La Habana, 7 oct (EFE).- Los equipos negociadores del Gobierno de Colombia y las FARC saludaron hoy el premio Nobel de la Paz concedido al presidente Juan Manuel Santos como un espaldarazo al acuerdo final y un impulso para desbloquear el proceso de paz tras el decepcionante resultado del plebiscito para ratificar el pacto.

“Hoy los colombianos nos despertamos con la esperanza de conseguir la paz renovada, fortalecida. El reconocimiento (…) con el premio Nobel de la Paz al presidente Juan Manuel Santos es la voz de apoyo del mundo a nuestro país”, afirmó en La Habana el jefe de la delegación gubernamental, Humberto de la Calle.

Para De la Calle, el galardón es un reconocimiento al “liderazgo” y “persistencia” del mandatario, pero también “a las víctimas que participaron en el proceso, en representación de las más de siete millones de víctimas que han padecido el conflicto armado más largo del continente”.

Por su parte, el jefe negociador de las Fuerzas Armadas Revolucionarias de Colombia (FARC), “Iván Márquez”, alias de Luciano Marín Arango, deseó que el nobel a Santos dé “la fuerza necesaria” para sacar adelante el acuerdo de paz, que busca una “vida digna a todos los colombianos”.

“Pensamos que el presidente Santos ha adelantado una labor muy importante en Colombia gracias a su persistencia. Y estamos seguros de que estos acuerdos que hemos firmado en Cartagena y en La Habana van a materializarse”, aclaró Márquez.

Sobre el hecho de que el premio solo se le haya concedido a Santos y no a las FARC -la otra parte en la negociación-, “Iván Márquez” dijo que la guerrilla, convertida ya en movimiento político, no se siente excluida y que para ellos el “principal premio es el de la paz y la reconciliación”.

En la misma línea se expresó el jefe máximo del movimiento insurgente, Rodrigo Londoño, alias “Timochenko”, quien indicó en Twitter poco después de conocerse la noticia que el único premio al que aspiran es “la paz con justicia social para Colombia sin paramilitarismo, sin retaliaciones ni mentiras”.
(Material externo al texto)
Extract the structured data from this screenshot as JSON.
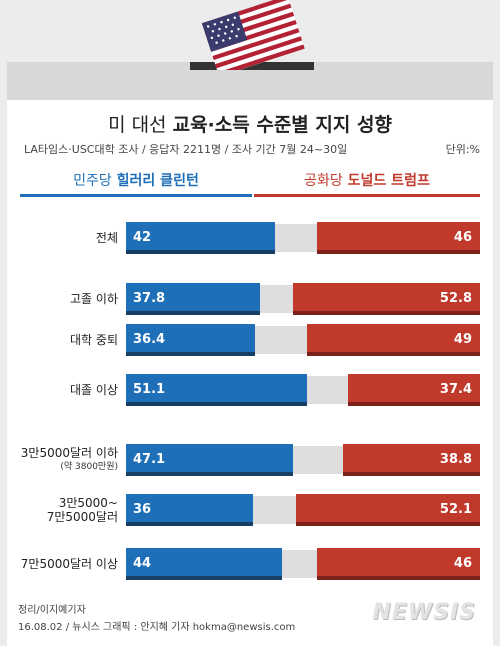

Las partes concluyeron hoy en la capital cubana una intensa semana de reuniones para buscar una salida a los acuerdos de paz alcanzados en agosto, y firmados el 26 de septiembre el Cartagena de Indias, pero que no fueron ratificados por los colombianos en el plebiscito del pasado domingo.

El “no” se impuso en el plebiscito con el 50,21 % de los votos contra el 49,78 % del “sí”, en una jornada en la que la abstención fue del 62,57 %.

En un comunicado conjunto leído a la prensa, los equipos negociadores del acuerdo defendieron desde La Habana que ese documento contiene las medidas necesarias para garantizar la paz y abogaron por seguir escuchando a toda la sociedad en un proceso “rápido y eficaz” que permita una pronta solución al conflicto.

Las delegaciones reconocieron la necesidad de escuchar a los sectores de la población que votaron por el “no” “para entender sus preocupaciones y definir prontamente una salida”, aunque matizaron que las “propuestas de ajustes y precisiones que resulten de ese proceso” serán discutidas entre el Gobierno de Colombia y las FARC para “dar garantías a todos”.

Además, los dos equipos apoyaron el compromiso del presidente Santos de prolongar el alto el fuego bilateral y definitivo del pasado 29 de agosto y, para afianzarlo, se ha acordado un protocolo de seguridad dirigido a prevenir cualquier incidente en la zona de pre-agrupamiento para “asegurar un clima de seguridad y tranquilidad”.

Por ello, también solicitaron a al secretario general de la ONU y al Consejo de Seguridad que autorice ya a la Misión de Naciones Unidas en Colombia a ejercer las funciones de monitoreo, verificación y resolución de diferencias durante el cese el fuego.

Esa misión debería haber comenzado a funcionar al entrar en vigor el acuerdo final de paz alcanzado el pasado agosto tras casi cuatro años de negociaciones en La Habana y rubricado por Santos y “Timochenko” en el pasado 26 de septiembre en Cartagena con un amplio apoyo de la comunidad internacional, que en estos momentos está paralizado tras el triunfo del “no” en el plebiscito.

Tras ese varapalo en las urnas, Santos ha mantenido durante toda esta semana encuentros en Bogotá con los partidos políticos y los defensores del “no”, encabezados por los expresidentes Álvaro Uribe y Andrés Pastrana, para desbloquear la situación en paralelo a las reuniones en La Habana de los equipos negociadores.